Page Banner

United States Department of Agriculture

Agricultural Research Service

Research Project: Strategies to Predict and Manipulate Responses of Crops and Crop Disease to Anticipated Changes of Carbon Dioxide, Ozone and Temperature

Location: Plant Science Research

Title: Integrated crop–livestock systems: Strategies to achieve synergy between agricultural production and environmental quality

Authors
item Lemaire, Gilles -
item Franzluebbers, Alan
item DE Faccio Carvalho, Paulo Cesar -
item Dedieu, Benoit -
item Herrero, Mario -

Submitted to: Agriculture, Ecosystems and Environment
Publication Type: Peer Reviewed Journal
Publication Acceptance Date: August 19, 2013
Publication Date: June 26, 2014
Citation: Lemaire, G., Franzluebbers, A.J., De Faccio Carvalho, P., Dedieu, B., Herrero, M. 2014. Integrated crop–livestock systems: Strategies to achieve synergy between agricultural production and environmental quality.

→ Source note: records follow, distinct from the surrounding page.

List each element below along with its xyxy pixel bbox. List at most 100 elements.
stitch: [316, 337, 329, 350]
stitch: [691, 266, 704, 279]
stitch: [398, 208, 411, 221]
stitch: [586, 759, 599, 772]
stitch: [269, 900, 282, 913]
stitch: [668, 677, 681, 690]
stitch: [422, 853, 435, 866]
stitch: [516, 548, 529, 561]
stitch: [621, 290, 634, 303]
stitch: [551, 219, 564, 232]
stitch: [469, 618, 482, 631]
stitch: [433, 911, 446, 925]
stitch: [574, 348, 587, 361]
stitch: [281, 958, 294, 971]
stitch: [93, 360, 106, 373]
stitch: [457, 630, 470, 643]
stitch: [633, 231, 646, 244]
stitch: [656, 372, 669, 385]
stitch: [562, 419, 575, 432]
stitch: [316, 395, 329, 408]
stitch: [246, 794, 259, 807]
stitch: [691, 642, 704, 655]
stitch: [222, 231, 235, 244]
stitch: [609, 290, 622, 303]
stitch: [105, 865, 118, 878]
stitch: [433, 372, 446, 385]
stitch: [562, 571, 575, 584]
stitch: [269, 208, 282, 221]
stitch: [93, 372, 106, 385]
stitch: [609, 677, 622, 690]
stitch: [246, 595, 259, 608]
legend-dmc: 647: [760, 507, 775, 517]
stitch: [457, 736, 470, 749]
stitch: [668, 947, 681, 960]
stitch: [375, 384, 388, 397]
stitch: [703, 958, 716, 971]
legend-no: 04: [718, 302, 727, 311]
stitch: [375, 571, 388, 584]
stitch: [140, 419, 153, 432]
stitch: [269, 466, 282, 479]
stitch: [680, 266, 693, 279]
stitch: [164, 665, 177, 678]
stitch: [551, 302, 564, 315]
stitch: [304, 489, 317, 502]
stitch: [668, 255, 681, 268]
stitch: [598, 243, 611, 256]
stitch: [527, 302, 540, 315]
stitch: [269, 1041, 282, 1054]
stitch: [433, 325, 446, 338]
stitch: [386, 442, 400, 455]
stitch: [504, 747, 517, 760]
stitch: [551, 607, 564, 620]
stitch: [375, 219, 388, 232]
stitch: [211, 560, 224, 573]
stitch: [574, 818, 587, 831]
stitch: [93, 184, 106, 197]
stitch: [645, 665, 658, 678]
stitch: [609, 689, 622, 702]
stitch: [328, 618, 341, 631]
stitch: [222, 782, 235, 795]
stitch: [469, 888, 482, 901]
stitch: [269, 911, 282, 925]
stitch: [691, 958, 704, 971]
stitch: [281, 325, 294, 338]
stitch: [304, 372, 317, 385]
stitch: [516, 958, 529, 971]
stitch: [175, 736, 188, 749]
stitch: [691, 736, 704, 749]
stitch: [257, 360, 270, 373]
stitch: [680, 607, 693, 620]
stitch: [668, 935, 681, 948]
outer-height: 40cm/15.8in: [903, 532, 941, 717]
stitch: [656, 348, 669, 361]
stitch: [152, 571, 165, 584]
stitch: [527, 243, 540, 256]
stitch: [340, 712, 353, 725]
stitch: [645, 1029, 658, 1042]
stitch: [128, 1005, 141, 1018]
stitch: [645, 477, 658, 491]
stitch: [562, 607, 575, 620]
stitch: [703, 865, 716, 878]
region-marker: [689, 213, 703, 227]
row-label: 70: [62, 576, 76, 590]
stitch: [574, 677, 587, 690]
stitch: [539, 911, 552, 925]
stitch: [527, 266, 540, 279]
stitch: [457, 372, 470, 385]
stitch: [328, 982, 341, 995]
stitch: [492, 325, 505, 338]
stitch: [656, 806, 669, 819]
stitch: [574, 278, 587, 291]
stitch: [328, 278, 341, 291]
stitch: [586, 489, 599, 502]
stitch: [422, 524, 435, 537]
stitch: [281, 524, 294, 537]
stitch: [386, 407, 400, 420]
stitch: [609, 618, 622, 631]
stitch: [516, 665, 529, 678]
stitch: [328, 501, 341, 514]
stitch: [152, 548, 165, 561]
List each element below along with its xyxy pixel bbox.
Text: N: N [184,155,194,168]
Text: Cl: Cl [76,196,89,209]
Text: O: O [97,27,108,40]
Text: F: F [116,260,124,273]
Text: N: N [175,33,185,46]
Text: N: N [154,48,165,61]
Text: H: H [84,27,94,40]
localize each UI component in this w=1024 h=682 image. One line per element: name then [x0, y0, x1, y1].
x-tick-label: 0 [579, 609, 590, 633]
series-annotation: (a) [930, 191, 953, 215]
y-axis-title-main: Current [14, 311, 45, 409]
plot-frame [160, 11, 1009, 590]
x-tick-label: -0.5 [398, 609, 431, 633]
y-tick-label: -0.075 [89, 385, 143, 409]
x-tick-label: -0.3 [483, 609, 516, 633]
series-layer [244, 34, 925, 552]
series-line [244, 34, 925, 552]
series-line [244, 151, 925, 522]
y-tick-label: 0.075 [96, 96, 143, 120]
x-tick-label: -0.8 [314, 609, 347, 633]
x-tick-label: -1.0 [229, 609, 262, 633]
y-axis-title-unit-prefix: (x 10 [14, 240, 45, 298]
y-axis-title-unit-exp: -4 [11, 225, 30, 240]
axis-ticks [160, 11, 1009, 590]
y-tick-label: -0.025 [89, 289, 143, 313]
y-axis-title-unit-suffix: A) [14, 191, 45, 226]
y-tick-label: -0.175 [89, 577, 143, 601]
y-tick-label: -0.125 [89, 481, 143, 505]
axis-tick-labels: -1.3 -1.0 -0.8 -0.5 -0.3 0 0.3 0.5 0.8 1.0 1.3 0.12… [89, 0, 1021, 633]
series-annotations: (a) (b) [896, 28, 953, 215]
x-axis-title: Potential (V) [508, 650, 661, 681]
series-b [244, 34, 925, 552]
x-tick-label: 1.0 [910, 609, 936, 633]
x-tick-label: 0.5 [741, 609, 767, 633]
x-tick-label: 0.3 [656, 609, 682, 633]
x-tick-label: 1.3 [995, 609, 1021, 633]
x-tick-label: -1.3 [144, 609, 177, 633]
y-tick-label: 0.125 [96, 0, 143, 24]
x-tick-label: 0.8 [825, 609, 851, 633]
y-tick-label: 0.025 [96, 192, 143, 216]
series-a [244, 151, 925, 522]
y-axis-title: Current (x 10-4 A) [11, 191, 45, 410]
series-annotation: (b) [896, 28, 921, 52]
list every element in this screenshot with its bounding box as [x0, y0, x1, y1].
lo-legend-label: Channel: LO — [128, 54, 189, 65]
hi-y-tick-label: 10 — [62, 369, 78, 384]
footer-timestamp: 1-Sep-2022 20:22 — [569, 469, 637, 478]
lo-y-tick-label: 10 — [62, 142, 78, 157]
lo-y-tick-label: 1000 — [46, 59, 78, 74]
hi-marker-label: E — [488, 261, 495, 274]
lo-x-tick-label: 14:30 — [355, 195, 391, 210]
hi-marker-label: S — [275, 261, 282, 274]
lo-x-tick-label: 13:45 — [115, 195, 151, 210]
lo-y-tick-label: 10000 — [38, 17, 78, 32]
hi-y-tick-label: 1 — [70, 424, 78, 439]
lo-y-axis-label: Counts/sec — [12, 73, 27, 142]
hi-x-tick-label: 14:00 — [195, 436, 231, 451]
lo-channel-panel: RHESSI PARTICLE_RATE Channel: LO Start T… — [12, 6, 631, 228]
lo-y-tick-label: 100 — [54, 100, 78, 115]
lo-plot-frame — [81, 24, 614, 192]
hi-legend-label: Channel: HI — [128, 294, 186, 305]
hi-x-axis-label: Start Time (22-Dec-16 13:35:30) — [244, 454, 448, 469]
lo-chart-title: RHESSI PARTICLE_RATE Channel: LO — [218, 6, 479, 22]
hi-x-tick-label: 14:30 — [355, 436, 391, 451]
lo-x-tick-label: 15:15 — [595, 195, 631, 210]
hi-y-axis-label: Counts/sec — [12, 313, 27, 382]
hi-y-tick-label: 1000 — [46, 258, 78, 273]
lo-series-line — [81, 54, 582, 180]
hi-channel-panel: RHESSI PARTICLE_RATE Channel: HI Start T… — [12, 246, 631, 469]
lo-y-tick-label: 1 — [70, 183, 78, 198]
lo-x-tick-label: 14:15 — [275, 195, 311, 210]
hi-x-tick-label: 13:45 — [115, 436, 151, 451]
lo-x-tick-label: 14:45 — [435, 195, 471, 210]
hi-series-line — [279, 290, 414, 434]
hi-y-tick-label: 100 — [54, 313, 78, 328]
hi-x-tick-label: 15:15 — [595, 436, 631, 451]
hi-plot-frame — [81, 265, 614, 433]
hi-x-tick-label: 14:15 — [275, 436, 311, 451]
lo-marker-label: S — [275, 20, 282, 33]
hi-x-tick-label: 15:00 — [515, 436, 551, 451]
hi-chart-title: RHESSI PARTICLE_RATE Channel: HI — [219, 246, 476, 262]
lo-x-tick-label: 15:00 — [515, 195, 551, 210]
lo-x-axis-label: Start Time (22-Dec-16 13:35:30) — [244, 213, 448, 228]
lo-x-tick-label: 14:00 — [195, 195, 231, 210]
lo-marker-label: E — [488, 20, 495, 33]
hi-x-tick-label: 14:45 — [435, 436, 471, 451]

Agriculture, Ecosystems and Environment. 190:4-8.

Interpretive Summary: Agricultural production and environmental protection need to be balanced to meet food security and sustainability goals. An ARS scientist at the Plant Science Research Unit in Raleigh North Carolina teamed with scientists from the National Institute for Agronomic Research (INRA) in Lusignan and Saint-Genès-Champanelle France and Federal University of Rio Grande do Sul in Porto Alegre Brazil to introduce a themed scientific symposium on how integrated crop-livestock systems might be a solution to the dichotomy between high agricultural production requirements for food security and environmental protection needed for ecological sustainability. Loss of diversity within agricultural systems at field, farm and landscape scales was identified as a key issue dividing the approaches, and therefore, a solution proposed is for integrated crop-livestock systems to increase diversity at various spatial and temporal scales so that high production and environmental quality can be simultaneously achieved. To increase diversity, local integration of cropping with livestock systems is suggested, which would allow (i) better regulation of biogeochemical cycles and decreased environmental fluxes to the atmosphere and hydrosphere through spatial and temporal interactions among different land-use systems; (ii) a more diversified and structured landscape mosaic that would favor diverse habitats and trophic networks; and iii) greater flexibility of the whole system to cope with potential socio-economic and climate change induced hazards and crises. Integrated crop-livestock systems could be a key form of ecological intensification needed for achieving future food security and environmental sustainability.

Technical Abstract: A need to increase agricultural production across the world for food security appears to be at odds with the urgency to reduce agriculture’s negative environmental impacts. We suggest that a cause of this dichotomy is loss of diversity within agricultural systems at field, farm and landscape scales. To increase diversity, local integration of cropping with livestock systems is suggested, which would allow (i) better regulation of biogeochemical cycles and decreased environmental fluxes to the atmosphere and hydrosphere through spatial and temporal interactions among different land-use systems; (ii) a more diversified and structured landscape mosaic that would favor diverse habitats and trophic networks; and iii) greater flexibility of the whole system to cope with potential socio-economic and climate change induced hazards and crises. The fundamental role of grasslands on the reduction of environmental fluxes to atmosphere and hydrosphere operates through the coupling of C and N cycles within vegetation, soil organic matter and soil microbial biomass. Therefore, close association of grassland systems with cropping systems should help mitigate negative environmental impacts resulting from intensification of cropping systems and improve the quality of grasslands through periodic renovations. However, much research is needed on designing appropriate spatial and temporal interactions between these systems to achieve the greatest benefits in different agro-ecological regions. We postulate that development of modern integrated crop-livestock systems to increase food production at farm and regional levels could be achieved, while improving many ecosystem services. Integrated crop-livestock systems, therefore, could be a key form of ecological intensification needed for achieving future food security and environmental sustainability.